Wearable Technology Trends – Not What I’d Call Practical
The ideas surrounding these new wearable technologies are brilliant and revolutionary; no doubt about that. But are they practical? Will they catch on mainstream? I’m having a hard time jumping up and down with a resounding, “Yes!” I’m not saying it’s impossible. I’m saying that wearable tech is only going to catch on mainstream if it’s practical, attractive, and stylish to wear. We’re not going to strap a brick to the side of our heads and walk around town. Well, some people might, but I’m talking about “mainstream” right now...
Wearable technology is emerging everywhere: from fitness to smart watches, from smart glasses to bras. My question is, is it practical? Is this comfortable to actually wear? When you leave your house is it going to be as automatic to throw on your smart glasses as it is to throw on your sunglasses?
We have some highly innovative smart watches circulating around right now. Smart watches were also a big buzz at the last Consumer Electronics Show. But, with a 2 – 2.5 inch face, are people really going to start replacing their phones with a giant watch?
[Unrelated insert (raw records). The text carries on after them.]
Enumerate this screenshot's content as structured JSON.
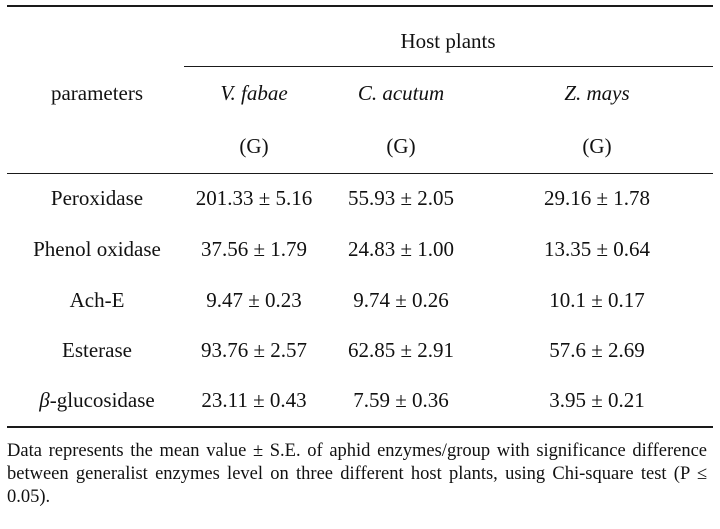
{
  "table": {
    "group_header": "Host plants",
    "param_header": "parameters",
    "columns": [
      {
        "name": "V. fabae",
        "unit": "(G)"
      },
      {
        "name": "C. acutum",
        "unit": "(G)"
      },
      {
        "name": "Z. mays",
        "unit": "(G)"
      }
    ],
    "rows": [
      {
        "param": "Peroxidase",
        "values": [
          "201.33 ± 5.16",
          "55.93 ± 2.05",
          "29.16 ± 1.78"
        ]
      },
      {
        "param": "Phenol oxidase",
        "values": [
          "37.56 ± 1.79",
          "24.83 ± 1.00",
          "13.35 ± 0.64"
        ]
      },
      {
        "param": "Ach-E",
        "values": [
          "9.47 ± 0.23",
          "9.74 ± 0.26",
          "10.1 ± 0.17"
        ]
      },
      {
        "param": "Esterase",
        "values": [
          "93.76 ± 2.57",
          "62.85 ± 2.91",
          "57.6 ± 2.69"
        ]
      },
      {
        "param_prefix": "β",
        "param_suffix": "-glucosidase",
        "values": [
          "23.11 ± 0.43",
          "7.59 ± 0.36",
          "3.95 ± 0.21"
        ]
      }
    ],
    "footnote": "Data represents the mean value ± S.E. of aphid enzymes/group with significance difference between generalist enzymes level on three different host plants, using Chi-square test (P ≤ 0.05)."
  }
}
I think Pebble Steel has the right idea here, they’ve taken some big complaints about smart watches (ex: functionality and appearance) and addressed both. The new styles are modeled after the look of classic men’s watches –instead of molded plastic they have used forged steel and each is equipped with a leather band in the box. That is something that I can see catching on mainstream.
There’s no doubt that these wearable technologies can be conversation starters, especially if you’re with a certain crowd; but, you probably won’t see me fashioning my Google Glass at happy hour or at the fair grounds. And, speaking of Google Glass, wearable technology glasses could arguably be the most distracting piece of technology to wear. Products like GlassUp show e-mails, texts, tweets, etc. on a display right in front of your eyes. Their design also currently resembles safety glasses.
I think that the best solution, and really only solution, for wearable technology catching on mainstream is to try to blend in by designing the products after those that people already wear. I don’t think that the technology industry should try to take on fashion and decide what the new trends are that people will want to wear. I think that they should look to what is already working, and what is extremely popular, and fashion their devices around those looks. Look at Google, they are already releasing new frames for a more fashionable look. This doesn’t mean that wearable technologies can’t be unique in their individual styles; but, let’s not go crazy. Your technology is innovative enough.
Meanwhile, I think we still need to ask ourselves –are a majority of people going to wear these new technologies even if they look a bit more mainstream? Is wearing Google Glass going to be like wearing a Bluetooth ear piece? You know, those awkward moments when people don’t know if you’re talking to yourself or the voices in your head? Maybe these, or at least some of these, products will become the new norm. The new sliced bread. I’m not sure. What do you think?